Leukemia inhibitory factor (LIF) is a multifunctional cytokine of the IL-6 cytokine family, sharing the common gp130 receptor subunit together with IL-6, IL-11, oncostatin M, ciliary neurotrophic factor, and cardiotrophin-1. In LIF receptor (LIFR) signaling, Janus kinase 1 (JAK1) and Janus kinase 2 (JAK2) are autophosphorylated and activated after ligand binding and heterodimerization of the LIFR-gp130 complex (3). The targeted disruption of the JAK1 gene abrogates gp130-mediated signaling (4), whereas that of the JAK2 gene does not abolish LIF or IL-6 responsiveness (5); this suggests that JAK1 is essential for LIF signaling. Suppressor of cytokine signaling (SOCS) proteins are negative regulators of cytokine signaling; further, SOCS1 and/or SOCS3 can inhibit the signaling cascade of several JAK-STAT (signal transducer and activator of transcription)-dependent cytokines, including the cytokines that share gp130 such as LIF (6).

Maternally derived LIF is essential for early implantation (7). Deletion of LIF receptor (LIFR) results in decreased embryo viability; further, histologically, placentas that are deficient in LIFR lack well-organized spongiotrophoblast and labyrinthine layers (8) and contain a reduced number of trophoblast giant cells (9). This indicates that LIF regulates trophoblast giant cell differentiation. On the other hand, the targeted disruption of SOCS3 resulted in midgestational lethality caused by placental defects (9, 10). Reduced numbers of spongiotrophoblast cells and increased numbers of trophoblast giant cells are observed in SOCS3-deficient placentas; further, SOCS3-deficient trophoblast stem cells differentiate more readily into giant cells (9), indicating that SOCS3 is a negative regulator of trophoblast giant cell differentiation. Further, a genetic reduction in either LIFR or LIF rescues placental defects and embryonic lethality in SOCS3-deficient mice (9, 11).
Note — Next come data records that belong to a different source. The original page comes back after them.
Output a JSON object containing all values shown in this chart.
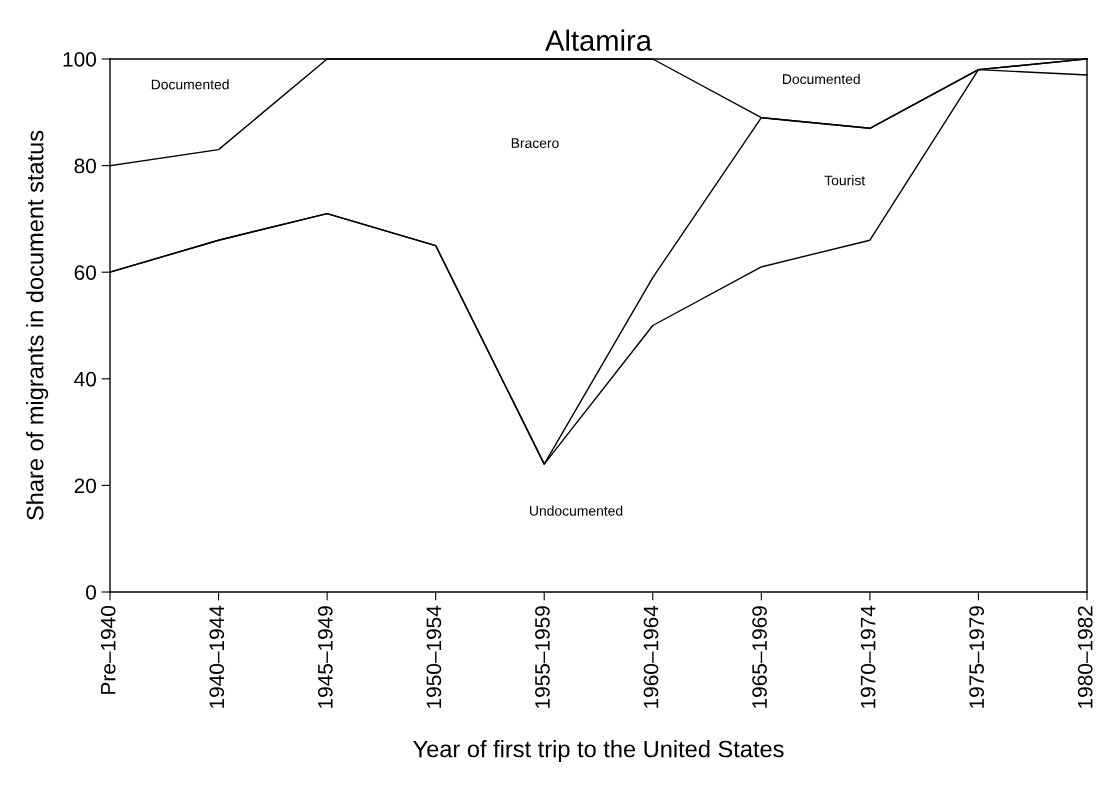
{
  "chart_data": {
    "type": "line",
    "title": "Altamira",
    "xlabel": "Year of first trip to the United States",
    "ylabel": "Share of migrants in document status",
    "categories": [
      "Pre–1940",
      "1940–1944",
      "1945–1949",
      "1950–1954",
      "1955–1959",
      "1960–1964",
      "1965–1969",
      "1970–1974",
      "1975–1979",
      "1980–1982"
    ],
    "series": [
      {
        "color": "#000000",
        "values": [
          60,
          66,
          71,
          65,
          24,
          50,
          61,
          66,
          98,
          97
        ]
      },
      {
        "color": "#000000",
        "values": [
          60,
          66,
          71,
          65,
          24,
          59,
          89,
          87,
          98,
          100
        ]
      },
      {
        "color": "#000000",
        "values": [
          80,
          83,
          100,
          100,
          100,
          100,
          89,
          87,
          98,
          100
        ]
      }
    ],
    "ylim": [
      0,
      100
    ],
    "yticks": [
      0,
      20,
      40,
      60,
      80,
      100
    ],
    "grid": false,
    "legend": false,
    "annotations": [
      "Documented",
      "Bracero",
      "Documented",
      "Tourist",
      "Undocumented"
    ]
  }
}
These data demonstrate that SOCS3 is an essential negative regulator of LIFR signaling in the trophoblast giant cell differentiation. However, the physiological link between LIFR and SOCS3 in the trophoblast differentiation has not yet been clarified. In the present study, we used biochemical and genetic approaches to explore this link and the signaling mechanisms of the trophoblast giant cell differentiation.

RESULTS

To assess the direct action of LIF on trophoblast giant cell differentiation in vivo, we analyzed the effect of LIF administration to pregnant mice. In this experiment, LIF was administered ip either 1 d [embryonic d 10.5 (E10.5)] or for 3 successive days (E8.5–10.5), and the placentas were analyzed on E11.5. The control placenta demonstrated a well-organized placental structure consisting of the trophoblast giant cell, spongiotrophoblast, and labyrinthine layers (Fig. 1, A and B, left). In contrast, the administration of LIF altered this organized structure. The nucleus size, which is an indicator of polyploidy in trophoblast giant cells, was enlarged (Fig. 1, A and B, middle); further, the thickness of the spongiotrophoblast layer was reduced (Fig. 1A, arrow) in a dose-dependent manner. These structural and cellular changes were comparable to those observed in SOCS3-deficient placentas (Fig. 1, A and B, right). The area of the nucleus of the trophoblast giant cells was increased depending on the LIF dose administered (Fig. 1C). These results strongly suggest that excessive LIF signaling stimulates trophoblast giant cell differentiation in vivo as observed in the SOCS3-deficient placenta. Further, we explored the effect of LIF administration on the SOCS3 heterozygous pregnant mice that were crossed with SOCS3 heterozygous male mice. As shown in Fig. 1D, LIF administration to SOCS3 heterozygous pregnant mice caused an enlargement of the nucleus of trophoblast giant cells and of the labyrinthine layer of the placenta in SOCS3-deficient mice. In addition, the placental structure of the labyrinthine layer was disrupted. Although, SOCS3-deficient embryos were viable on E11.5 as previously described (9), no viable embryos were observed in the LIF group (see Table 1 and Fig. 1D); this indicated that LIF administration enhances the abnormality in the SOCS3-deficient placentas and accelerates embryonic lethality.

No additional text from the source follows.